Toyota wants the Etios to get away from ‘radio-cab’ looks. The Cross gets a more prominent face. The face is dominated by the silver skid plate under the bumper and the pseudo bull bar. There is a new set of fog lamps along with subtly redesigned headlamps. Rubber cladding runs on the lower part of the car’s body all across. You also get roof rails to augment the SUV looks. The rear is dominated by the ‘Etios Cross’ badge, which really ensures that whoever is driving behind you, won’t miss out that this is in fact the beefed up Etios and not the regular Liva hatchback. The car also gets roof rails and special 15-inch alloy wheels, which Toyota calls diamond cut design. All these give the car a purposeful stance and plenty of personality. Toyota hopes that this will give the car the edge it needs over rivals.
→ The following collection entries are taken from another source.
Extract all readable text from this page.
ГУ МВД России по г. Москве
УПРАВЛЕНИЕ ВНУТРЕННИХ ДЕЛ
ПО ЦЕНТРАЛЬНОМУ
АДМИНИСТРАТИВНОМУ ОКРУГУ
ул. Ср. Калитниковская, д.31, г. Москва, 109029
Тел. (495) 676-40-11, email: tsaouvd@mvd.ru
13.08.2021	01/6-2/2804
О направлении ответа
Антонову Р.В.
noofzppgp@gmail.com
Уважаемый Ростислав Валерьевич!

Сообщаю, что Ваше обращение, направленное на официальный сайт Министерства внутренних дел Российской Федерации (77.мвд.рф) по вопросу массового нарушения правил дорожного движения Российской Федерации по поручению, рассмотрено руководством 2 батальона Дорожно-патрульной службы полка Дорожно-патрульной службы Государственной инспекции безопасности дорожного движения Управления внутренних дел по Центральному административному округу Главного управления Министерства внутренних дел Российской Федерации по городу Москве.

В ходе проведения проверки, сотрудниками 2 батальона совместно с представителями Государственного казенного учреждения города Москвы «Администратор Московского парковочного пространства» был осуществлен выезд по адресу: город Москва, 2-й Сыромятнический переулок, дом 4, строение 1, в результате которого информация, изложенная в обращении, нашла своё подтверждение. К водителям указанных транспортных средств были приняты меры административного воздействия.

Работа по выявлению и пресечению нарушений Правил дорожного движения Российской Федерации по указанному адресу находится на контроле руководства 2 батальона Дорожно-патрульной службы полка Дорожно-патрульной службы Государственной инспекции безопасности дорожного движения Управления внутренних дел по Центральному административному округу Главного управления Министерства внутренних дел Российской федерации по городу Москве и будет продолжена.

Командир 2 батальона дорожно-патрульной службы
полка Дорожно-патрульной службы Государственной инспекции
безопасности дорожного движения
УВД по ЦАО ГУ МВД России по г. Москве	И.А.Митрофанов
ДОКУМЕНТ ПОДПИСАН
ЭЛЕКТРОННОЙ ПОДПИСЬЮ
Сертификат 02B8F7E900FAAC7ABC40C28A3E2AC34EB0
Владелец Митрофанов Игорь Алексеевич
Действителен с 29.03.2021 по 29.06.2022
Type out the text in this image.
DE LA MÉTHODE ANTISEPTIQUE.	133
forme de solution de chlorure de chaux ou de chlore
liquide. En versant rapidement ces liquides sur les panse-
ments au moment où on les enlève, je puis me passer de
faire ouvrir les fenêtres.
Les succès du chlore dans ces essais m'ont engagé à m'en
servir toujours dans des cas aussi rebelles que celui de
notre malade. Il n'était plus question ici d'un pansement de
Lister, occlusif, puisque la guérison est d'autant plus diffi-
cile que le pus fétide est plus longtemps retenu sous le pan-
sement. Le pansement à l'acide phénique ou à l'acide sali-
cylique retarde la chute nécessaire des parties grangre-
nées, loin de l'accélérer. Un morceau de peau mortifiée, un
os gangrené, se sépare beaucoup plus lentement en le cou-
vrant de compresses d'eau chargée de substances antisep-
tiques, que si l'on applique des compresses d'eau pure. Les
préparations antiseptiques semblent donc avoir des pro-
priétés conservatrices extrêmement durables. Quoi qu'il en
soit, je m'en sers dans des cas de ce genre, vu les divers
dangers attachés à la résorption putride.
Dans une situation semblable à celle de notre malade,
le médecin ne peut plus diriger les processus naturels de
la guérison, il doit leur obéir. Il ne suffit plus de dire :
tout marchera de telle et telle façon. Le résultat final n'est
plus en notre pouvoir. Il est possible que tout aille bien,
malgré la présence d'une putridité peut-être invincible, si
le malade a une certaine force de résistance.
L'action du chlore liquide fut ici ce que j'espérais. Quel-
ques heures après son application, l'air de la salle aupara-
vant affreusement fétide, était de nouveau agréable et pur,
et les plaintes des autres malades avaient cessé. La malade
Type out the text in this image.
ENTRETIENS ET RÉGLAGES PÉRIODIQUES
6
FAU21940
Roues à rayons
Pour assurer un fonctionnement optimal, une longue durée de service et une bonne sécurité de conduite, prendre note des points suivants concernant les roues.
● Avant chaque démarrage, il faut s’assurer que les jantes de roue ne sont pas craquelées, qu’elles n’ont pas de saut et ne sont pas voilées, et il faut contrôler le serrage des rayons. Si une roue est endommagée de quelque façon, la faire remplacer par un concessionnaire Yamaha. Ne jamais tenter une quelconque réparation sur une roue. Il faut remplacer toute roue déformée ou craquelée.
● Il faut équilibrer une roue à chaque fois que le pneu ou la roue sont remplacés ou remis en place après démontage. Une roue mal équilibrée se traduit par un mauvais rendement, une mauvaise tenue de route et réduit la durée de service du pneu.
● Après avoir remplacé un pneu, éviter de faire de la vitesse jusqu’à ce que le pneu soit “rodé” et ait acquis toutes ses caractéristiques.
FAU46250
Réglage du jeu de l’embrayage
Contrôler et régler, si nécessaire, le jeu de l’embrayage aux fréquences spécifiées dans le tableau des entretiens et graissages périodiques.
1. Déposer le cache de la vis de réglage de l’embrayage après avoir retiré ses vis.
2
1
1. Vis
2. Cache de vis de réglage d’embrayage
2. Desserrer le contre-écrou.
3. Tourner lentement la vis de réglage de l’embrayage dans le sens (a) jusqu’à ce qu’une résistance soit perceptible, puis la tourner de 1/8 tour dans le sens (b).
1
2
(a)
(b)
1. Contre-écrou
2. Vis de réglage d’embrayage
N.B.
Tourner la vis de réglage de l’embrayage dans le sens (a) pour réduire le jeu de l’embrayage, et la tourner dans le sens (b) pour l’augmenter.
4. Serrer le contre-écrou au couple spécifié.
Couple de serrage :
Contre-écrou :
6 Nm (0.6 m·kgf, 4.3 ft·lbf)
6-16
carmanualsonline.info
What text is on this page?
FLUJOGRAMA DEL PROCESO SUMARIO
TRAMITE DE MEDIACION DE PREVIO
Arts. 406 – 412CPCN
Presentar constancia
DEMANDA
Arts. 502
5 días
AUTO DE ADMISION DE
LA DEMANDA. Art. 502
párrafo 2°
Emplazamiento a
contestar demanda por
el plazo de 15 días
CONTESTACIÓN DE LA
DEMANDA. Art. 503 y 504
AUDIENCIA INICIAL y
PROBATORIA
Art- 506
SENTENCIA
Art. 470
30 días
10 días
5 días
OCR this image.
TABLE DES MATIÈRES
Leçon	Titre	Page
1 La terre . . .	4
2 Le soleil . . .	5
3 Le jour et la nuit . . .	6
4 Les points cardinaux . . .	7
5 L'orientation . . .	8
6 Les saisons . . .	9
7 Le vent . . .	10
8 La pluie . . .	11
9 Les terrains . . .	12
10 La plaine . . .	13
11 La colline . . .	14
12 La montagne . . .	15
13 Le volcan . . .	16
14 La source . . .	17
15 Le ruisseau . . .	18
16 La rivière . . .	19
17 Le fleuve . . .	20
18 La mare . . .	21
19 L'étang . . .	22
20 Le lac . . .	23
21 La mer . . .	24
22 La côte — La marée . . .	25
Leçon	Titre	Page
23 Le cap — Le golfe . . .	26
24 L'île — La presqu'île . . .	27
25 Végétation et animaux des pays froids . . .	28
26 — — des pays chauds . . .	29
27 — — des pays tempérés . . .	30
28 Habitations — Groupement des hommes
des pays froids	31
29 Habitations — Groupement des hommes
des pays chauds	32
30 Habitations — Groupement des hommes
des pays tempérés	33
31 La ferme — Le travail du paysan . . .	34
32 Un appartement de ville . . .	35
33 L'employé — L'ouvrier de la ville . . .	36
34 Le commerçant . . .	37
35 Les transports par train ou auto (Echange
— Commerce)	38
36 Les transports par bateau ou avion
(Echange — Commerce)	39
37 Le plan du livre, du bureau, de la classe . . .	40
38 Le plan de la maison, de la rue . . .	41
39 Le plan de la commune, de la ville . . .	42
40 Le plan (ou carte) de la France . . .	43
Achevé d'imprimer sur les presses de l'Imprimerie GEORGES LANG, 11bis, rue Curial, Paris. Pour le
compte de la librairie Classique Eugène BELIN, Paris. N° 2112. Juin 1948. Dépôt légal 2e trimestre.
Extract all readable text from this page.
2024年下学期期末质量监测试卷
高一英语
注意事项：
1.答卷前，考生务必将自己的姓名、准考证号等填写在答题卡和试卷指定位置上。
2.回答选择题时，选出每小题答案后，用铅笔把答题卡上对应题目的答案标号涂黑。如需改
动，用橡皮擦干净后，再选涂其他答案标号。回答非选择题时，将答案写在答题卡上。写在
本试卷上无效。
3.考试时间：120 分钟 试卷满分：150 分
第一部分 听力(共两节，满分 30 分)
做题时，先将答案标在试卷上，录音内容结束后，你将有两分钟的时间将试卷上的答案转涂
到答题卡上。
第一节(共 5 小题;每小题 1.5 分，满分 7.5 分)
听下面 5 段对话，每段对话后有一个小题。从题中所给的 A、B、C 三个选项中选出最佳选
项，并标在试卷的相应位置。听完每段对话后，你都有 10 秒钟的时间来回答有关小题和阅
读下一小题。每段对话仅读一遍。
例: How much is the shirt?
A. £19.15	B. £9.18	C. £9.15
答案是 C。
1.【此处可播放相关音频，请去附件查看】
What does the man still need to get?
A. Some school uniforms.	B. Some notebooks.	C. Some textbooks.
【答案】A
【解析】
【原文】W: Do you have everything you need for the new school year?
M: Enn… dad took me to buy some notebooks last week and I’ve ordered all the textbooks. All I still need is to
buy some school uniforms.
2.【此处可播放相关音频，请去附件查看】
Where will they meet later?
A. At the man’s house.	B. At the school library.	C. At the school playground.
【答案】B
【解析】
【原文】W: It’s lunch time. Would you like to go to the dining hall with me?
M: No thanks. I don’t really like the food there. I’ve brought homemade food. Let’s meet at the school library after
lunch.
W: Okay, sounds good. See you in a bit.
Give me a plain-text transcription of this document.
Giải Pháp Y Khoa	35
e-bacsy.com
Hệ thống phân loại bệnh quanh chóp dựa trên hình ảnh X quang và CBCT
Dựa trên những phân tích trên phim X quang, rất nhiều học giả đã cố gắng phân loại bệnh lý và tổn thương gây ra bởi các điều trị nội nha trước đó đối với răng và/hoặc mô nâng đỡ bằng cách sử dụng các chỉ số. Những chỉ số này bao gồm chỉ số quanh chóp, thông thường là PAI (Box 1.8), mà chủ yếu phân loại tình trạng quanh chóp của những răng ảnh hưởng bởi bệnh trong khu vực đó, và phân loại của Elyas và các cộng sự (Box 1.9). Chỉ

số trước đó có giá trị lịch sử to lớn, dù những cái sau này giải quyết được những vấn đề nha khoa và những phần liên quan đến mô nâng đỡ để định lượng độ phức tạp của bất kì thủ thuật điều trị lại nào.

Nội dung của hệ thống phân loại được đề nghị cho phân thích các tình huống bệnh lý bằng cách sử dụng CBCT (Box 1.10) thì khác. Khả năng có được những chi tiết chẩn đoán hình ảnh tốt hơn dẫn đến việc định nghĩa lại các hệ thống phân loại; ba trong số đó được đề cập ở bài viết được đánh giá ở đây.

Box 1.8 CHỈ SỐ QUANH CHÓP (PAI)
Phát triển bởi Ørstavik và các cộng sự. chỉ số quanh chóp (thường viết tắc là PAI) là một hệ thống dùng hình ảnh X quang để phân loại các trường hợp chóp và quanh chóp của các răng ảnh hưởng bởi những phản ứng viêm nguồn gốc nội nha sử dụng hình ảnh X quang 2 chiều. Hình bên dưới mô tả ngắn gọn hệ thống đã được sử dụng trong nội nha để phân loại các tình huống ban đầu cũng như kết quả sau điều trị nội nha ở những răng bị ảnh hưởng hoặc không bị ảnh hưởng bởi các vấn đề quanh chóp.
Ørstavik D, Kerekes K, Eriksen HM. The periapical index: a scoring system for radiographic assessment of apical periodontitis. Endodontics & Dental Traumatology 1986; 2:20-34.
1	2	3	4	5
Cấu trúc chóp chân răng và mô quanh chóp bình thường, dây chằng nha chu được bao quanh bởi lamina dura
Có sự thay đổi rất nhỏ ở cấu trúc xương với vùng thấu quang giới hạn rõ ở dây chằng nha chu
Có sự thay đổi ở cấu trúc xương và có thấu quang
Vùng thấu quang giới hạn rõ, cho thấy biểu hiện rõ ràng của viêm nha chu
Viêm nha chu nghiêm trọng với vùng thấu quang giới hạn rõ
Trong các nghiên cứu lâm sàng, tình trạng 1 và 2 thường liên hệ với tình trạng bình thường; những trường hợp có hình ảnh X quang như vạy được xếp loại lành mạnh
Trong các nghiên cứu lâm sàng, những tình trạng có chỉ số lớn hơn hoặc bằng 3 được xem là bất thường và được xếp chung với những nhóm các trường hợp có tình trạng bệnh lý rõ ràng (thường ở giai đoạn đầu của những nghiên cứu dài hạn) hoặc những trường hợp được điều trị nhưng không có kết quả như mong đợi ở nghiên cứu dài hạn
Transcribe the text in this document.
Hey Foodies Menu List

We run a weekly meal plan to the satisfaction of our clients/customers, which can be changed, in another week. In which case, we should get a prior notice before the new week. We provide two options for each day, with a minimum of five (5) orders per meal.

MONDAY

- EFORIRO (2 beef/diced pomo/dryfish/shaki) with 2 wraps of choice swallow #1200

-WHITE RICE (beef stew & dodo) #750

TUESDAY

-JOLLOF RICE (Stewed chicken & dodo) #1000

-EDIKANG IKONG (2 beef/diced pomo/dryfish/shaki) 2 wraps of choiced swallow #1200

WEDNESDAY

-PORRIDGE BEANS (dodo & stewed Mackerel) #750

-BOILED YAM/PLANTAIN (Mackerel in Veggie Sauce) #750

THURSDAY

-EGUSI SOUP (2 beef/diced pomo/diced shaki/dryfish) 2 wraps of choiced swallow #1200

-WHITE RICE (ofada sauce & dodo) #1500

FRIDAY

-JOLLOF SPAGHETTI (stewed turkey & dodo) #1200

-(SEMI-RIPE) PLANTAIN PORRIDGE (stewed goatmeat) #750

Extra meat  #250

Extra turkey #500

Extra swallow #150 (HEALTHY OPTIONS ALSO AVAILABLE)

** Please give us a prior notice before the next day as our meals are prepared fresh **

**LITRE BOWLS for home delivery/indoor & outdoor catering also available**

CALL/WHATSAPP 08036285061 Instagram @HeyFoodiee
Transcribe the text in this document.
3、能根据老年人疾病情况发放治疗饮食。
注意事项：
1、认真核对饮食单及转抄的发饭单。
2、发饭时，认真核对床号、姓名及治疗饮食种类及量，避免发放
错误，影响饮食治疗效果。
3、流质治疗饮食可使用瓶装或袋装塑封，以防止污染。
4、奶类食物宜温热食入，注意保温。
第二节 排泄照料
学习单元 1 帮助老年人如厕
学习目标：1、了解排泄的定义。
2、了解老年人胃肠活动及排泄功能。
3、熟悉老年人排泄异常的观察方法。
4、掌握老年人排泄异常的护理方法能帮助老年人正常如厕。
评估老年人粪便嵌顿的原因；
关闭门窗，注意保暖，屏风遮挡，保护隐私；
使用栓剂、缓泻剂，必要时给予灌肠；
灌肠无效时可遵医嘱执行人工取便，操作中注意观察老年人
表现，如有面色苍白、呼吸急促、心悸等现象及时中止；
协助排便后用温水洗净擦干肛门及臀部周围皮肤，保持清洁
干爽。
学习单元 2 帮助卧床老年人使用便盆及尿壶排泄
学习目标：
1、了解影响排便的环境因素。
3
Unlike VW, which decided to keep the same beige cabin for the Cross Polo, Toyota has thankfully decided to dump the beige interiors from the regular car and decided to offer an all-black cabin. The interiors look sporty but there isn’t any design change here. Toyota could have done more with the gauges, which simply look cheap and surprisingly even the top version doesn’t get automatic climate control or electrically operated side view mirrors. On the plus side though, the flat-bottom steering wheel is nice to hold and also gets the audio controls on it. The seats are supportive and the air-conditioner worked well even in Delhi’s 40 degree-plus heat. You also get a massive 13-litre glovebox, which is air-cooled. It’s ideal for stowing cola cans for long journeys. The stereo gets Bluetooth connectivity along with a USB port. The rear bench can accommodate three passengers with ease. The flat floor means that the central passenger at the back has plenty of space to keep his feet at. The boot is well shaped but the suspension does intrude a bit into it. You get a parcel shelf as standard on the top version.

Engine, Transmission and Performance
The car is available with three engine options. You get a 1.2-litre petrol with 80bhp, a 1.5-litre petrol with 90bhp and a 1.4-litre diesel with 67bhp. We drove the latter two. The petrol engine is good on refinement and is very responsive to throttle inputs. Power delivery is good and you are never found wanting for extra performance when you need to overtake a slow moving vehicle, making it a peppy performer. The 1.4-diesel is shared with the bigger Corolla Altis. This engine doesn’t have the mid-range punch you normally associate with diesel engines in its segment but offers good responses from low revs making it a good bet in the city. When pushed hard there is generous delivery of power but the cabin can get a bit buzzy. The gearbox action is very positive and slick as well and this along with the light clutch means that driving this car in the city isn’t a chore.

Ride, Handling and Safety
The Etios Cross feels well planted on the road as speeds increase. Take it out on the highway and you will get a confidence inspiring ride. In the city, the suspension manages to keep most bad road surfaces away from the cabin with the suspension absorbing most of the bumps. The handling is pretty decent too. Though not exactly sporty, the steering gives plenty of feedback from the front tyres and there is some fun to be had for the keen driver in this car with very little body roll on display as you go through fast corners. In terms of safety, the top spec version comes with dual front airbags as well as ABS with EBD.

Summary: Prices for the Etios Cross start at Rs 5.76 lakh for the base 1.2-litre petrol while the diesel starts at Rs 6.90 lakh(both, ex-showroom, Delhi). If you are in the market for a hatchback but want something different from the usual then the Etios Cross fits the bill. It looks refreshing, comes with Toyota’s reliable service network and promises to offer low running costs. Just don’t decide to go off-roading in it.